There are primarily two reasons we went with a TC program using SEE instead of ASL. The biggest reason is that there were absolutely no ASL programs that included speech. Sure, if you wanted some speech therapy included, they would bring in a speech-language pathologist (SLP) once a week for a one hour session. But the TC program with SEE had all teachers and kids say and sign everything. All the time. It was a huge difference. And it had more than 20 years of test scores of the students showing that academically, it had high standards and results. The other reason was parental support. The TC program had tons of parental support for both the signing and the verbal aspects of the program. The ASL programs had plenty of ASL support, but absolutely none for the verbal aspects. That is one thing the TC program has in common with AVT. Parental support.

There is a general question floating around the blogosphere. “Why don’t the parents just add ASL to their Auditory Verbal Therapy (AVT) lessons, and make their children bilingual?” It would seem to be a simple and economical solution. It isn’t. To understand the problem, you need to understand AVT. Auditory Verbal Therapy. It is exactly what it sounds like. Hearing and speaking. No signing. It is not only how they teach AVT, it is a basic philosophy. They believe that to maximize the auditory pathway growth in the brain, they spend a great deal of time teaching the child to listen and speak. To add sign, means the child might get the information visually rather than aurally. That would not strengthen the auditory portion of the brain. There are plusses and minuses to this method. A big plus is that for early implanted children, it is exceptionally effective. The minus is that it doesn’t work for all children, and it really has problems with older implanted kids. And it leaves those children without nearly enough language. And those children have no ability to communicate with ASL folks in the Deaf Community.

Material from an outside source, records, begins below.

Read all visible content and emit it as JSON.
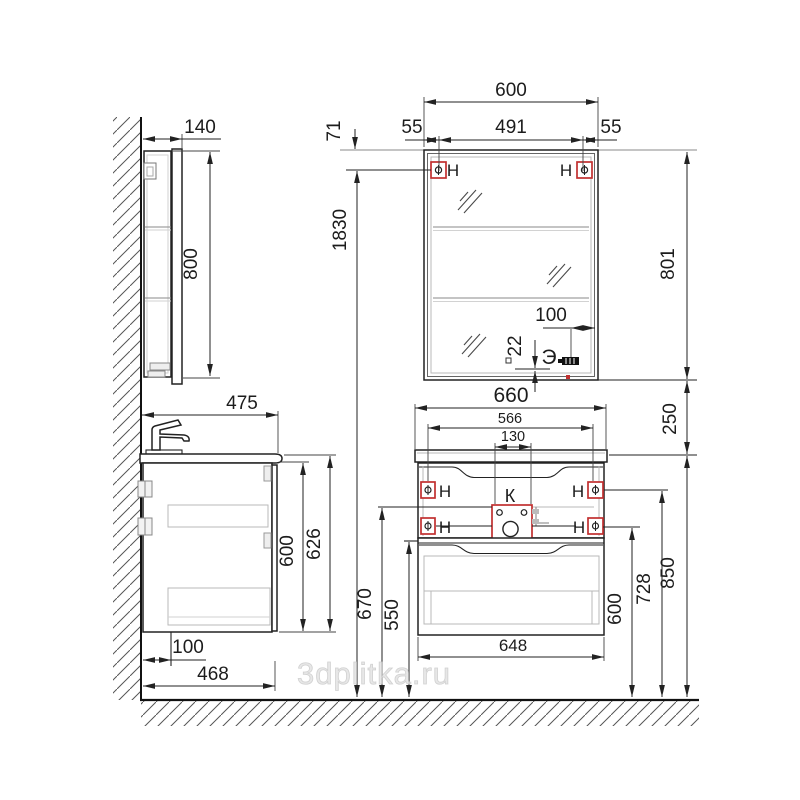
{
  "watermark": "3dplitka.ru",
  "colors": {
    "accent_red": "#c13030",
    "line": "#222222"
  },
  "marks": {
    "hanger": "Н",
    "drain_box": "К",
    "socket": "Э"
  },
  "dims": {
    "cabinet_depth": "140",
    "cabinet_height": "800",
    "mount_total_height": "1830",
    "mirror_top_to_mount": "71",
    "mirror_width": "600",
    "mirror_mount_span": "491",
    "mirror_mount_left": "55",
    "mirror_mount_right": "55",
    "mirror_height": "801",
    "socket_from_edge": "100",
    "socket_from_bottom": "22",
    "mirror_to_vanity_gap": "250",
    "vanity_width": "660",
    "vanity_mount_span": "566",
    "drain_box_width": "130",
    "vanity_top_height": "850",
    "upper_mount_height": "728",
    "supply_height": "670",
    "lower_mount_height": "600",
    "drain_height": "550",
    "vanity_body_width": "648",
    "vanity_depth": "475",
    "vanity_body_height": "600",
    "vanity_total_height": "626",
    "drain_from_wall": "100",
    "vanity_body_depth": "468"
  }
}
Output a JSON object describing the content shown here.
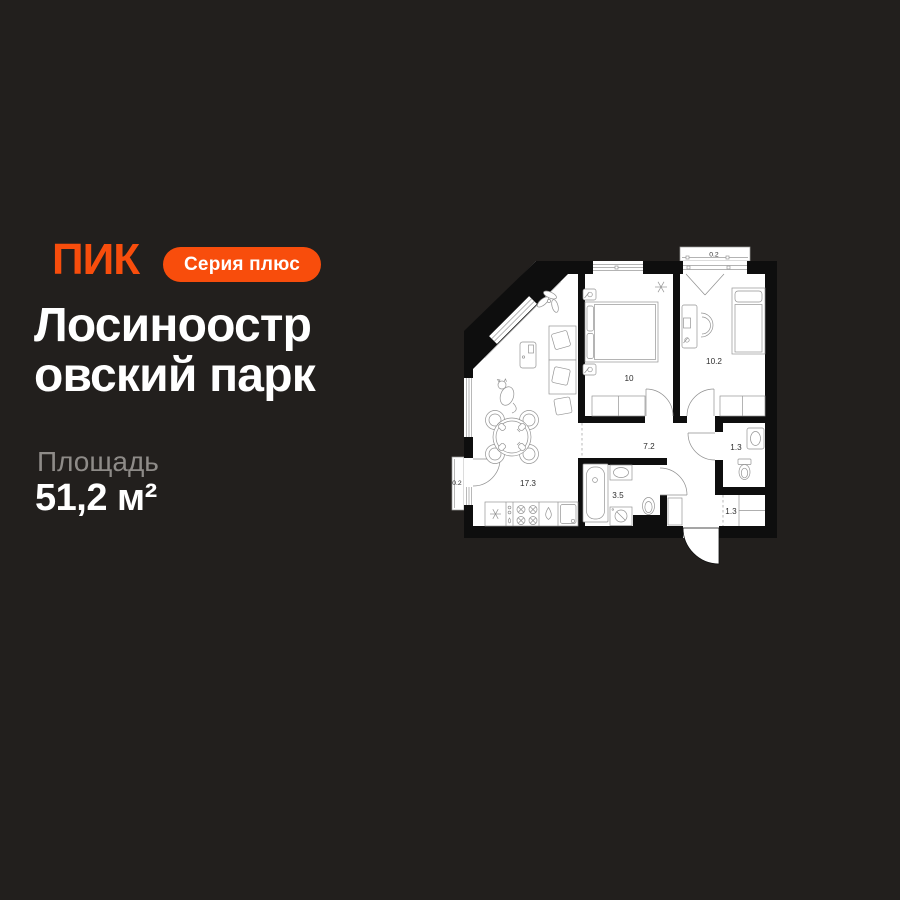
{
  "page": {
    "background": "#221F1D",
    "accent": "#F84D0C"
  },
  "header": {
    "logo": "ПИК",
    "badge": "Серия плюс"
  },
  "title": {
    "full": "Лосиноостровский парк",
    "line1": "Лосиноостр",
    "line2": "овский парк"
  },
  "area": {
    "label": "Площадь",
    "value": "51,2 м²"
  },
  "floorplan": {
    "total_area": "51.2",
    "rooms": [
      {
        "name": "living-kitchen",
        "area": "17.3"
      },
      {
        "name": "bedroom-1",
        "area": "10"
      },
      {
        "name": "bedroom-2",
        "area": "10.2"
      },
      {
        "name": "hallway",
        "area": "7.2"
      },
      {
        "name": "bathroom",
        "area": "3.5"
      },
      {
        "name": "wc",
        "area": "1.3"
      },
      {
        "name": "storage",
        "area": "1.3"
      },
      {
        "name": "balcony-top",
        "area": "0.2"
      },
      {
        "name": "balcony-left",
        "area": "0.2"
      }
    ]
  }
}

So why do parents use this method? Parental support is a big reason. Proven results is another. So how do we promote bilingual ASL and spoken English for those families who have chosen cochlear implants? It isn’t enough to simply say “Add ASL to whatever methodology you are currently using”. Most methodologies either already incorporate a different form of sign, or are philosophically against sign altogether. And it is horribly unfair to ask parents to choose a methodology and then have them go against what they have chosen to crib in ASL on top of it. Since most parents are hearing, and generally new to Deaf Culture and such, they are understandably overwhelmed. They need to find a single methodology that supports them, and shows proven results. They need to visit the program, see the kids and talk to the other parents. What they need is an ASL English bilingual program that does everything in one program. One that provides ASL classes, speech and verbal language support and an understanding and acceptance of cochlear implants.

There are lots of ASL programs around the country. How many of them have successful verbal language incorporated into the program? If there are any, those programs need to be emulated by other ASL programs around the country. If there aren’t any, then a model needs to be created that can then be incorporated by other ASL programs. A national support system needs to be put into place so each of these programs can support each other, and so that continuing education can be implemented.

If we want parents to teach their children ASL and English, then we need to give them the programs to do just that. Do you know of a successful program that does this? We’d like to hear about it.